2015 Executive Board Election Candidate for Four-year College Representative
Associate Professor, Department of Physics, Faculty of Science, Ryerson University, Toronto, Ontario, Canada, M5B2K3
Bachelor with distinction, Engineering Physics, Moscow Institute of Physics and Technology, 1985
Institute for Materials Science, Academy of Sciences of Ukraine, Member of Research Staff, 1990-1997
Provost's Innovative Teaching Award, Ryerson University, 2010;
Canadian Association of Physicists (CAP)
Ontario Section, AAPT, Member at Large 2007-2009
I joined AAPT in 2006 following the advice of two long-term AAPT members and became a regular meeting attendee. Joining AAPT turned out to be one by far the most influential milestones in my subsequent professional development as a physics educator. I share the values of this great organization and believe in its mandate. I found great mentors and role models in Priscilla Laws, David Sokolloff, Joe Redish, Lillian McDermott and many others.

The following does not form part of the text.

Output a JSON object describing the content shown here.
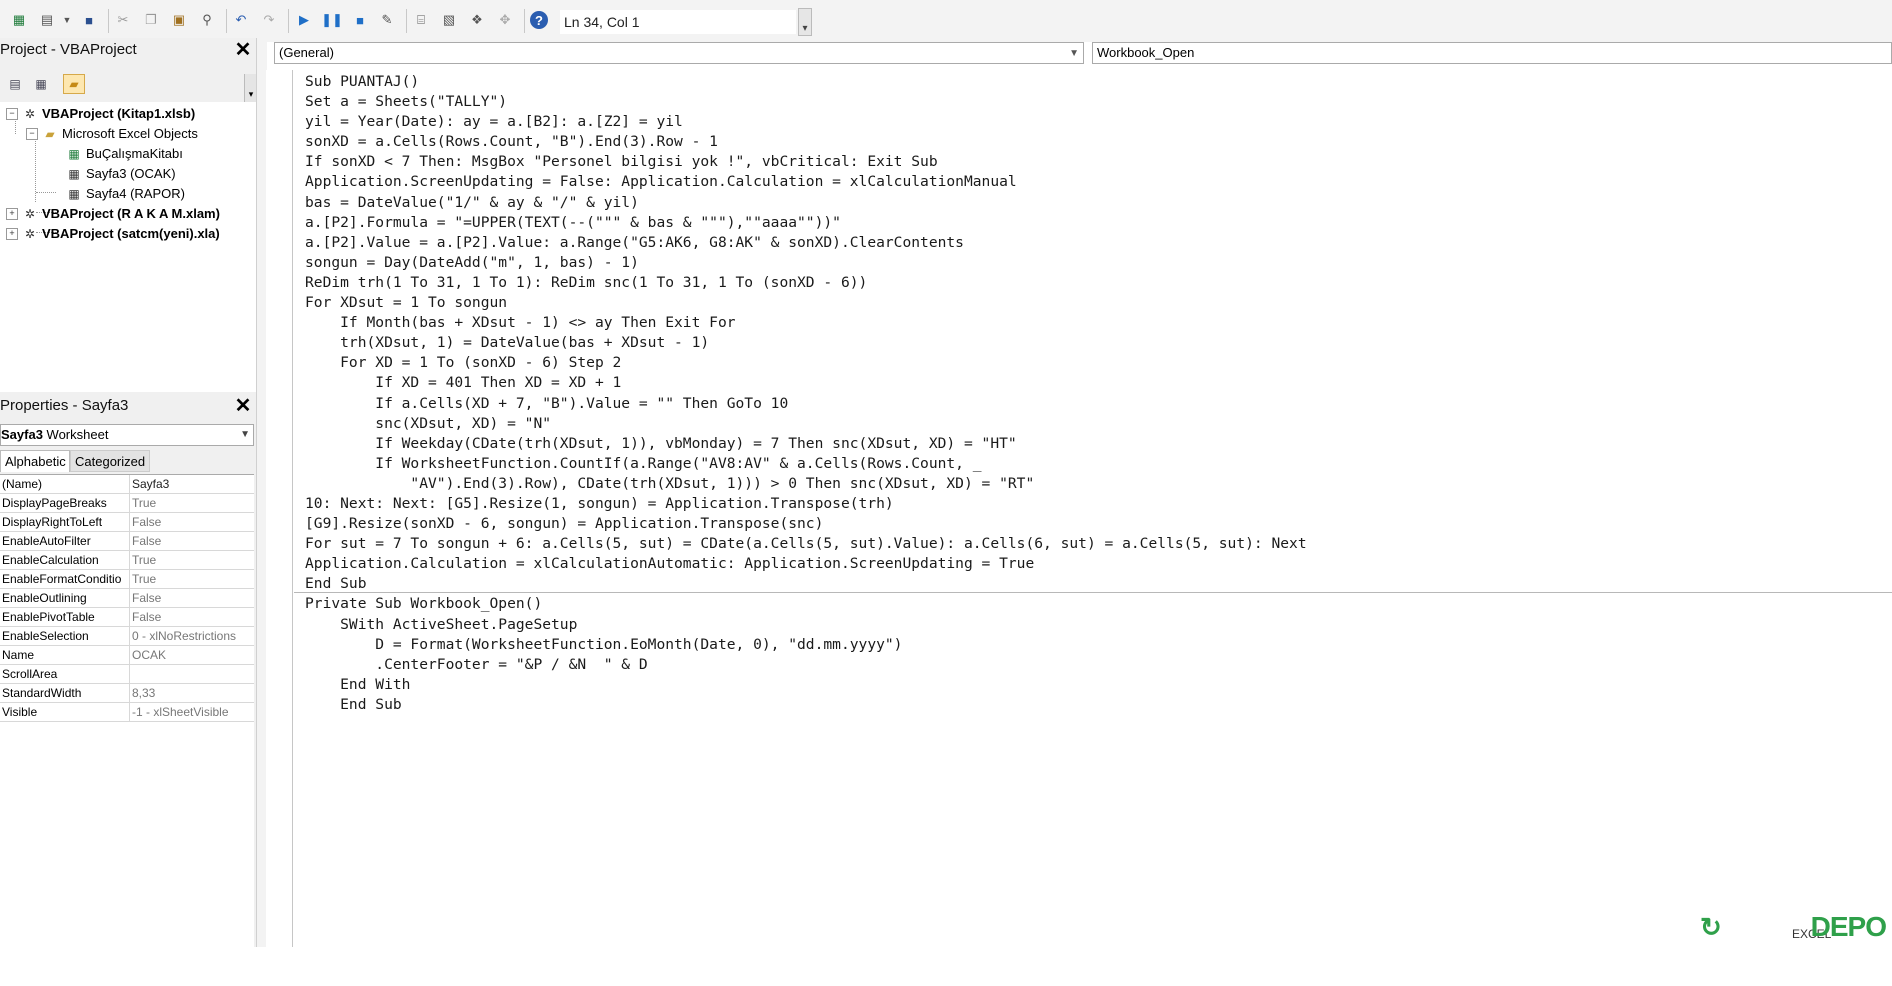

Grateful for all the help I received, I always wanted to give back to the organization. I got this opportunity by serving a term at the Committee on International Physics Education a few years ago, but I believe that I can contribute much more yet. During the times of today's financial constraints, Physics departments in four-year institutions are under great pressure from public, government and business to deliver first-class physics education and to justify the expenses that the students and their families incur. Physics, being an experimental science requiring relatively large material investments and being a particularly challenging subject for many, is often under an attack when the financial resources are scarce. I can see a three-fold challenges facing physics education at four-year colleges. One is the need for continuous improvement of the quality of physics teaching and student experiences for all students: physics majors, as well as for the students taking physics courses for other programs. The second equally important challenge is making the physics programs (both existing and new) truly innovative and respond to socio-economic needs of today's world. Finally, in order to be successful, the programs need to have a healthy enrollment, so they need to attract a healthy and viable student body.
As a Member-at-Large (Four-Year College) representative, I hope to bring to AAPT my own experience of developing and running a highly successful and innovative undergraduate program in Medical Physics at Ryerson University. In addition, as a recent Teaching Chair for the Faculty of Sciences in my University, I hope to share my expertise in peer professional development and my institution's approach to improvement of science/physics teaching. Finally, I believe that my past experience as a Chair of the Division of Physics Education of the Canadian Association of Physicist (a national-level professional organization in Canada) provided me with the insight of what can be done for reaching the above goals. If elected, I also believe that an important part of my job would be to listen to the needs expressed by the Four Year College membership and solicit their new ideas. As a Member-at-Large (Four-Year College), I would serve as a liaison between AAPT members representing four-year colleges and AAPT board.